If that works fine without any memory issues, put a print statement on X_i.size() in your check_accuracy function before it goes into the model.

On a side note, I found that it runs faster if you remove the del and gc.collect() statements as the GPU has to keep recreating cache, and so winds up with a lot of Copy overhead.

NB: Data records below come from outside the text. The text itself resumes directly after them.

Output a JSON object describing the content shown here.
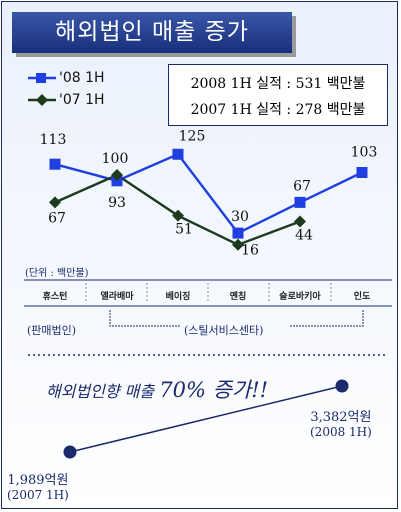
{
  "title": "해외법인 매출 증가",
  "summary": {
    "line_2008": "2008 1H 실적 : 531 백만불",
    "line_2007": "2007 1H 실적 : 278 백만불"
  },
  "unit_note": "(단위 : 백만불)",
  "groups": {
    "sales": "(판매법인)",
    "steel_service": "(스틸서비스센타)"
  },
  "growth": {
    "label": "해외법인향 매출",
    "percent": "70% 증가!!",
    "start": {
      "value": "1,989억원",
      "period": "(2007 1H)"
    },
    "end": {
      "value": "3,382억원",
      "period": "(2008 1H)"
    }
  },
  "colors": {
    "series_08": "#1f3fe0",
    "series_07": "#1d3a1d",
    "accent": "#1a2a6b"
  },
  "chart_data": {
    "type": "line",
    "categories": [
      "휴스턴",
      "앨라배마",
      "베이징",
      "옌칭",
      "슬로바키아",
      "인도"
    ],
    "series": [
      {
        "name": "'08 1H",
        "values": [
          113,
          93,
          125,
          30,
          67,
          103
        ],
        "color": "#1f3fe0",
        "marker": "square"
      },
      {
        "name": "'07 1H",
        "values": [
          67,
          100,
          51,
          16,
          44,
          null
        ],
        "color": "#1d3a1d",
        "marker": "diamond"
      }
    ],
    "ylim": [
      0,
      140
    ],
    "legend": "top-left",
    "grid": false,
    "unit": "백만불"
  }
}
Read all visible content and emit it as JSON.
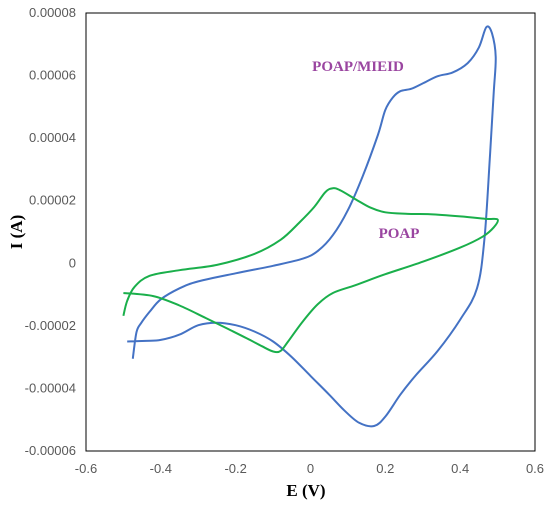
{
  "chart_data": {
    "type": "line",
    "title": "",
    "xlabel": "E (V)",
    "ylabel": "I (A)",
    "xlim": [
      -0.6,
      0.6
    ],
    "ylim": [
      -6e-05,
      8e-05
    ],
    "x_ticks": [
      "-0.6",
      "-0.4",
      "-0.2",
      "0",
      "0.2",
      "0.4",
      "0.6"
    ],
    "y_ticks": [
      "0.00008",
      "0.00006",
      "0.00004",
      "0.00002",
      "0",
      "-0.00002",
      "-0.00004",
      "-0.00006"
    ],
    "grid": false,
    "legend": "none",
    "annotations": [
      {
        "text": "POAP/MIEID",
        "color": "#9a45a0",
        "series": "POAP/MIEID"
      },
      {
        "text": "POAP",
        "color": "#9a45a0",
        "series": "POAP"
      }
    ],
    "series": [
      {
        "name": "POAP/MIEID",
        "color": "#4472c4",
        "points": [
          [
            -0.475,
            -3.05e-05
          ],
          [
            -0.465,
            -2.2e-05
          ],
          [
            -0.452,
            -1.9e-05
          ],
          [
            -0.43,
            -1.55e-05
          ],
          [
            -0.4,
            -1.15e-05
          ],
          [
            -0.35,
            -8e-06
          ],
          [
            -0.3,
            -5.8e-06
          ],
          [
            -0.2,
            -3.2e-06
          ],
          [
            -0.1,
            -8e-07
          ],
          [
            -0.02,
            1.5e-06
          ],
          [
            0.02,
            4e-06
          ],
          [
            0.06,
            9e-06
          ],
          [
            0.1,
            1.7e-05
          ],
          [
            0.14,
            2.8e-05
          ],
          [
            0.18,
            4.1e-05
          ],
          [
            0.2,
            4.9e-05
          ],
          [
            0.22,
            5.3e-05
          ],
          [
            0.24,
            5.5e-05
          ],
          [
            0.27,
            5.58e-05
          ],
          [
            0.3,
            5.75e-05
          ],
          [
            0.34,
            5.98e-05
          ],
          [
            0.38,
            6.1e-05
          ],
          [
            0.42,
            6.4e-05
          ],
          [
            0.45,
            6.9e-05
          ],
          [
            0.47,
            7.55e-05
          ],
          [
            0.485,
            7.35e-05
          ],
          [
            0.495,
            6.6e-05
          ],
          [
            0.49,
            5.5e-05
          ],
          [
            0.48,
            3.5e-05
          ],
          [
            0.465,
            8e-06
          ],
          [
            0.445,
            -8e-06
          ],
          [
            0.4,
            -1.8e-05
          ],
          [
            0.34,
            -2.8e-05
          ],
          [
            0.28,
            -3.6e-05
          ],
          [
            0.24,
            -4.2e-05
          ],
          [
            0.2,
            -4.9e-05
          ],
          [
            0.17,
            -5.2e-05
          ],
          [
            0.13,
            -5.1e-05
          ],
          [
            0.09,
            -4.7e-05
          ],
          [
            0.05,
            -4.2e-05
          ],
          [
            0.0,
            -3.6e-05
          ],
          [
            -0.05,
            -3e-05
          ],
          [
            -0.1,
            -2.5e-05
          ],
          [
            -0.15,
            -2.18e-05
          ],
          [
            -0.2,
            -1.98e-05
          ],
          [
            -0.25,
            -1.9e-05
          ],
          [
            -0.3,
            -1.98e-05
          ],
          [
            -0.35,
            -2.28e-05
          ],
          [
            -0.4,
            -2.45e-05
          ],
          [
            -0.44,
            -2.48e-05
          ],
          [
            -0.49,
            -2.5e-05
          ]
        ]
      },
      {
        "name": "POAP",
        "color": "#1aaf4b",
        "points": [
          [
            -0.5,
            -1.68e-05
          ],
          [
            -0.49,
            -1.2e-05
          ],
          [
            -0.47,
            -7.5e-06
          ],
          [
            -0.43,
            -4e-06
          ],
          [
            -0.35,
            -2.2e-06
          ],
          [
            -0.25,
            -5e-07
          ],
          [
            -0.15,
            3e-06
          ],
          [
            -0.08,
            7.5e-06
          ],
          [
            -0.03,
            1.3e-05
          ],
          [
            0.01,
            1.8e-05
          ],
          [
            0.04,
            2.28e-05
          ],
          [
            0.06,
            2.4e-05
          ],
          [
            0.08,
            2.33e-05
          ],
          [
            0.12,
            2.05e-05
          ],
          [
            0.16,
            1.78e-05
          ],
          [
            0.2,
            1.63e-05
          ],
          [
            0.26,
            1.58e-05
          ],
          [
            0.32,
            1.57e-05
          ],
          [
            0.4,
            1.5e-05
          ],
          [
            0.47,
            1.42e-05
          ],
          [
            0.5,
            1.4e-05
          ],
          [
            0.49,
            1.15e-05
          ],
          [
            0.46,
            8.5e-06
          ],
          [
            0.4,
            5e-06
          ],
          [
            0.3,
            5e-07
          ],
          [
            0.2,
            -3.5e-06
          ],
          [
            0.12,
            -7e-06
          ],
          [
            0.06,
            -9.5e-06
          ],
          [
            0.02,
            -1.3e-05
          ],
          [
            -0.02,
            -1.85e-05
          ],
          [
            -0.06,
            -2.5e-05
          ],
          [
            -0.08,
            -2.8e-05
          ],
          [
            -0.1,
            -2.82e-05
          ],
          [
            -0.13,
            -2.65e-05
          ],
          [
            -0.17,
            -2.4e-05
          ],
          [
            -0.22,
            -2.1e-05
          ],
          [
            -0.28,
            -1.75e-05
          ],
          [
            -0.35,
            -1.35e-05
          ],
          [
            -0.42,
            -1.05e-05
          ],
          [
            -0.5,
            -9.5e-06
          ]
        ]
      }
    ]
  }
}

probit2011 · September 18, 2023, 5:59am

Your code worked. When I check for the size of X_i in check_accuracy(), I figured out where I went wrong. I should have implemented the same batching (mini-batches) as I did for the training part. Further, the order of operations when creating X_i was wrong (I had X[i].squeeze(0); it should have been X.squeeze(0), then X[i]). Otherwise, X_i had as its first dimension the length of a whole series. That explains why I was getting various GB sizes in the error message (a big series with ~1000 slices could have easily set the memory to be allocated above 50GB…). I guess that’s also the reason why pin_memory does not work (you can’t pin more memory than what you have). I’m an idiot sometimes… Sorry to have wasted some of your time.